Commercial considerations also affect regulatory style. Just a few years ago, the Medicines Control Agency used to charge a 150 entry fee to its Annual General Meeting. This indicates not only whom the MCA sees as its main constituents, but also its limitations as a public agency working towards the solution of public problems. 2

Increasingly, however, the scene is now shifting to Europe, and drug licensing procedures will be defined by the EU. Does this make the current system more acceptable for patients and consumers? On the contrary: the law was created by and is still administered through DG3, the European Commission's Directorate for Competition. There has never been an EC Directorate for Health.

In short, the drug licensing system we have today does not express any clear policy about how we want use medicines and to what effect, and the public would quite mistaken if it believed that, thanks to government, patients can trust that medicines are effective and safe.


2. Secretive, unresponsive, unaccountable …?

Professor Rawlins' predecessor, when in office, said he thought that agencies like the MCA and CSM should "be immune from political and public pressure and above all free from the pressures of action groups". This word "immune" seems significant for its connotation of extreme resistance and lack of response. I offer two glimpses of evidence - both relating to the stranglehold of office - to suggest nothing much has changed.
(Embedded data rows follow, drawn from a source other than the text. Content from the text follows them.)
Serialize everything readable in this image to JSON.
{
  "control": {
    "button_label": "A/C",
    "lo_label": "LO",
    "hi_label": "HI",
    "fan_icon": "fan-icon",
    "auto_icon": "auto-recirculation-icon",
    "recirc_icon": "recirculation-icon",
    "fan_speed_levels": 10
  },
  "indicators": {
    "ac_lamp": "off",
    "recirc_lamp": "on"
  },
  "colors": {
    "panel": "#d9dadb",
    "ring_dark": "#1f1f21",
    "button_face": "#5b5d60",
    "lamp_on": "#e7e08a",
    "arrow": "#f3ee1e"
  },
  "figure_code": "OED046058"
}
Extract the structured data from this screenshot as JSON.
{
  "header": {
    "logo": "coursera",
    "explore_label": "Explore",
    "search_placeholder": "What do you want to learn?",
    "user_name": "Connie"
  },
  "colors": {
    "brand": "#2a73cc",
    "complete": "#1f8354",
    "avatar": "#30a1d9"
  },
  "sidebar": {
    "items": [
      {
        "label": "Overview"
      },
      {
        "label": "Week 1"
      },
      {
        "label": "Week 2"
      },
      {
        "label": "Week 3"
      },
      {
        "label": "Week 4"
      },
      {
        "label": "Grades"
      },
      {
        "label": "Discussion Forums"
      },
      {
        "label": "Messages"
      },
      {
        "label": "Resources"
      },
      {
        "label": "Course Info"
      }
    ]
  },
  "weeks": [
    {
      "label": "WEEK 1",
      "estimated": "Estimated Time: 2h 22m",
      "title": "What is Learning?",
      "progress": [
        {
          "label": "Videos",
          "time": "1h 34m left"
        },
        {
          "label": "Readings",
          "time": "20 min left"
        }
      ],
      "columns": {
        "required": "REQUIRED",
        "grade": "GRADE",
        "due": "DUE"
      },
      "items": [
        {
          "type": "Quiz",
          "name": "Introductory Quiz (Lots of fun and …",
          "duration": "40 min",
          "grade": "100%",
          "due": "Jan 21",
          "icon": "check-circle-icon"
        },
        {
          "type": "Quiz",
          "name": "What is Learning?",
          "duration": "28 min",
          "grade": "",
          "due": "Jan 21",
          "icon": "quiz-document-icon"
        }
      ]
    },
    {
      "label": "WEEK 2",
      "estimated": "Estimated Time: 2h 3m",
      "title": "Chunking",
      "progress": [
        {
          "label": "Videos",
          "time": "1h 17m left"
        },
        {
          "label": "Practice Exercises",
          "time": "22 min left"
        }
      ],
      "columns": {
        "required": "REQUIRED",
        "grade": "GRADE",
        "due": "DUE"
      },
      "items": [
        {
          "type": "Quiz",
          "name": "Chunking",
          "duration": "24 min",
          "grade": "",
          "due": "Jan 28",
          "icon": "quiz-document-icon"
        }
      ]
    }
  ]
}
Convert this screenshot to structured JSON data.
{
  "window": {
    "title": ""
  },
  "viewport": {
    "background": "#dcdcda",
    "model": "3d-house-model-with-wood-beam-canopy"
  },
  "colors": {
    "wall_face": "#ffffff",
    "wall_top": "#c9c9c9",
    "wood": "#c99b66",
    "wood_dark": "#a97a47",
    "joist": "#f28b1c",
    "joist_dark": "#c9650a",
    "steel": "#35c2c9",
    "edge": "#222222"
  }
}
The first involves Professor Sir William Asscher, the previous Chairman of the CSM, shortly after his retirement, by which time his Knighthood was secure. At a meeting organised in 1993, in support of a private member's Medicines Information Bill, Asscher declared:

"many's the time that I have had frustrations about not being able to communicate because of section 118 (of the Medicines Act), confining me to prison to two years if I were to communicate in the way that I would normally be able to do in my own medical school." 3

The second illustration concerns the present Chairman, Professor Michael Rawlins. Writing to me in his personal capacity, ten years ago, he volunteered that he thought the medicines control system excessively and unnecessarily secretive. Very recently I asked him if he still thought so, and if I might attribute the following opinion to him. He agreed on both counts, which says more about the calibre of the man, than for the system he helps to run:

"Much of what you (and I) seek would require repeal of section 118 of the Medicines Act which is the section concerned with "secrecy". A small part of individual applications might be regarded as commercially confidential but the major proportion could, with little loss to anyone, be made publicly available …"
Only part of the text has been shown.